Hablar del desarrollo en serio de un país como Colombia sin proponerse industrializarlo constituye una bobería. Pero así ocurre. Es más: si algún sector ha sido golpeado por dos décadas de libre comercio es este. Ha sido tal la “desindustrialización” del país –así la llamó en los años noventa el anterior presidente de la Andi–, que esa sigla ya significa Asociación Nacional de Empresarios, no de Industriales, cambio de nombre que reconoce el peso que cobran dentro de la organización otros sectores económicos, incluidos los importadores que arruinan a los industriales.

El acomodamiento de la burocracia gremial implícito en el cambio de lo que quiere decir Andi y el bochornoso espectáculo de la embajada con la que Uribe premió al director de la asociación de los pequeños y medianos industriales que respaldó el TLC con Estados Unidos, en parte explican por qué la desprotección de este sector es mayor que la del agro y por qué también, sobre todo en el caso de los no monopolistas, se produce con el lastre de las decisiones del Estado en todos los órdenes (aranceles, tasa de cambio, impuestos, créditos, tasas de interés, prácticas comerciales, respaldo científico y tecnológico, etc.).

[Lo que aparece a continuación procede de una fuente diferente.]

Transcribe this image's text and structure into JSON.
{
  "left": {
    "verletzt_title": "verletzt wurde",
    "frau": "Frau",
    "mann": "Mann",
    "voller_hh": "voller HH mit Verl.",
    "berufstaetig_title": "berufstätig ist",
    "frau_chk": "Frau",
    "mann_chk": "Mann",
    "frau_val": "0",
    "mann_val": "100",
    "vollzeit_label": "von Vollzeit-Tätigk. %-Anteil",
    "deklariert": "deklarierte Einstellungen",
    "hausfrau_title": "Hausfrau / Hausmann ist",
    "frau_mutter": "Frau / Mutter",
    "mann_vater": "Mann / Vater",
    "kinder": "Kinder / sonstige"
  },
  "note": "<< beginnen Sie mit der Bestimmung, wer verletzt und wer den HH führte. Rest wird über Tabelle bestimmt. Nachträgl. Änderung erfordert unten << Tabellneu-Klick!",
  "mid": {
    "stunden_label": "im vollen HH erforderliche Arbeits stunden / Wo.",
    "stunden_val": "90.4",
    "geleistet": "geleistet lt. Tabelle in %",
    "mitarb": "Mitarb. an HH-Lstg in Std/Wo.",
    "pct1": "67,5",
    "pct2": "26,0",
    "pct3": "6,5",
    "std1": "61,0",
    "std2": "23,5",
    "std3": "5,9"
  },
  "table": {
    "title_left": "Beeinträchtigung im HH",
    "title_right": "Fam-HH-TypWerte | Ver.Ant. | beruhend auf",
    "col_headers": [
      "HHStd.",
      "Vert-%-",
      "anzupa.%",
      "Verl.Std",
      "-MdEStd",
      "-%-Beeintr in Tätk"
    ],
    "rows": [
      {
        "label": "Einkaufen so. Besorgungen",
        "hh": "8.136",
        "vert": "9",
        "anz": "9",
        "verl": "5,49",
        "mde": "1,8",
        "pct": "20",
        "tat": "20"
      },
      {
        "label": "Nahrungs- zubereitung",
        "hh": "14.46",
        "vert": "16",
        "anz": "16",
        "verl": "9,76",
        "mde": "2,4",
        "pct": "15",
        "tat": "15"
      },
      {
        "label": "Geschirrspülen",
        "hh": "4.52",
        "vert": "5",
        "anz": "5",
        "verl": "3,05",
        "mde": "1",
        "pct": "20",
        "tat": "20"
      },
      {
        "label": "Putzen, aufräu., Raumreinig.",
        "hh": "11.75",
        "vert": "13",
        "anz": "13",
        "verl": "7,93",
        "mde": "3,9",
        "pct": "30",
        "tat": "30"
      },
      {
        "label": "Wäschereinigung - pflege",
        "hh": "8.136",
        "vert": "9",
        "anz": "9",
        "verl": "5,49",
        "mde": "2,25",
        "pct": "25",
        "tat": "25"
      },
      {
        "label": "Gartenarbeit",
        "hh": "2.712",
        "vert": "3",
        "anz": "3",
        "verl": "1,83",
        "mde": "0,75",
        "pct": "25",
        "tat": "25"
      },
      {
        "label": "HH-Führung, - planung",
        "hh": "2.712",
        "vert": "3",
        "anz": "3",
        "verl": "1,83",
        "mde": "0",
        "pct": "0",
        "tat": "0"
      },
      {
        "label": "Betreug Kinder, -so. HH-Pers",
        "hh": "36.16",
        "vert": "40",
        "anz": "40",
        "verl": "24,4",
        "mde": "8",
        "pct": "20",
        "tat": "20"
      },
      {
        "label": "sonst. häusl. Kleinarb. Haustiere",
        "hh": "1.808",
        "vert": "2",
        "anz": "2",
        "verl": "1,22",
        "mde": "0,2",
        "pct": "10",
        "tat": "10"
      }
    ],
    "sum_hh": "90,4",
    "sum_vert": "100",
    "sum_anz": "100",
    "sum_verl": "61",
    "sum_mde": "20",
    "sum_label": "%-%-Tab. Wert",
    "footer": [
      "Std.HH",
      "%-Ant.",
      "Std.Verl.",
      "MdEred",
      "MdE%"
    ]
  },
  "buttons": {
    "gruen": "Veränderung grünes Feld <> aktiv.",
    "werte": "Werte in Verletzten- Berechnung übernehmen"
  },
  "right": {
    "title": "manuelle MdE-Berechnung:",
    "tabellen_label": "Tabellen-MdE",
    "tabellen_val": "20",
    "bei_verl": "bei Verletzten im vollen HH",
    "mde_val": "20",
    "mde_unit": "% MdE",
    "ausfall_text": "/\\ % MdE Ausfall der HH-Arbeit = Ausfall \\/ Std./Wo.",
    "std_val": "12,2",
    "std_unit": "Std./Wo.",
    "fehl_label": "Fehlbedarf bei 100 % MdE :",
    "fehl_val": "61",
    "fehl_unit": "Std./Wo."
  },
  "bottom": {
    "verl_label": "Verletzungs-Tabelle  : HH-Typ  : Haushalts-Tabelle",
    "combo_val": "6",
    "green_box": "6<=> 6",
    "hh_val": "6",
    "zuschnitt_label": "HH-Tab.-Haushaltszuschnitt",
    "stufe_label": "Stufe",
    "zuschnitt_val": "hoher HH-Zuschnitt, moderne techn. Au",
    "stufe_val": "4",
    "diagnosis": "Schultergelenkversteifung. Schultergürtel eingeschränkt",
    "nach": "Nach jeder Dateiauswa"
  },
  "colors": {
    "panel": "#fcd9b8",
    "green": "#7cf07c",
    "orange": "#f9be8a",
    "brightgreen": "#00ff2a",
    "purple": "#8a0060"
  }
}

Consecuente con su pasado como ministro de César Gaviria, cuando aupó la apertura y hasta firmó un acuerdo con México lesivo para la industria nacional, Juan Manuel Santos empezó su gobierno reduciendo los aranceles industriales frente a todos los países del mundo, concesión unilateral que les regaló a los productores extranjeros otra porción del mercado interno y debilitó las finanzas públicas. Además de los TLC con Estados Unidos y la Unión Europea, pretende otro con Corea, que le significará más daños a lo que queda de la industria instalada en el país, todo en un ambiente de alta revaluación, que les impide competir a quienes producen para el mercado interno o para exportar.

Un día los colombianos entenderán que la industrialización es uno de los prerrequisitos del progreso y el bienestar y tomarán las decisiones políticas que la hagan realidad.

En Colombia la gasolina es bastante más cara que en Estados Unidos –US$4.14 versus US$2.85/galón en enero pasado. Pero el ingreso per cápita de aquí es nueve veces menor que el de allá. Ese absurdo se explica porque Ecopetrol cobra por el petróleo mucho más que lo que le cuesta producirlo, porque los agrocombustibles son bastante más costosos que los combustibles extraídos de los hidrocarburos y porque los impuestos a la gasolina equivalen al 27 por ciento del precio final –y los del ACPM, al 18 por ciento. Los precios altos los justifica el gobierno diciendo que los combustibles los consumen los “ricos”, sugiriendo que cualquiera que posea un carro es un magnate. Cuentos. Todo el diesel y una parte importante de la gasolina lo consume el transporte público de carga y pasajeros que pagan, principalmente, los pobres y las clases medias cuando toman un bus o compran una panela. Y constituye una desproporción argüir que cualquiera que posea un vehículo particular es un oligarca que merece ser sometido a una feroz exacción. Con trucos como estos se reemplazan los impuestos que los verdaderos magnates no pagan.

Sí es una manguala. Hace semanas ya, se supo que el santo-uribismo en el Congreso modificó el censo electoral para excluir a los miembros del Polo, el único partido en oposición al gobierno de Juan Manuel Santos. Ese hecho inaudito, imperdonable en cualquier concepción elementalmente democrática, no provocó el repudio general de los analistas. El silencio ha sido la norma. Peor que el unanimismo que se pretende en torno a Santos en el Congreso es el que se impone fuera de él. ¿Esto es lo que llaman democracia? Y después se preguntan por qué el descrédito de los gobiernos colombianos en el exterior, salvo entre las trasnacionales que operan en Colombia, a las que hay que pagarles con el subdesarrollo nacional para que digan lo contrario.

Nadie sabe con certeza por qué los egipcios se aguantaron por tanto tiempo al correveidile de Washington que los avasallaba y por qué se rebelaron ahora y no antes. El papel de “florero de Llorente” que jugó el levantamiento de Túnez, por sí solo, no explica el fenómeno. Seguramente nunca logrará descifrarse qué hace detonar la rebeldía de los pueblos. Pero sí se confirmó algo sabido que con frecuencia se ignora: los países no cambian cuando cambian los dirigentes sino cuando cambian los pueblos y estos se deciden a cambiar a los dirigentes. Todos los que en la izquierda se han ido en contra de esta verdad se han estrellado o traicionado.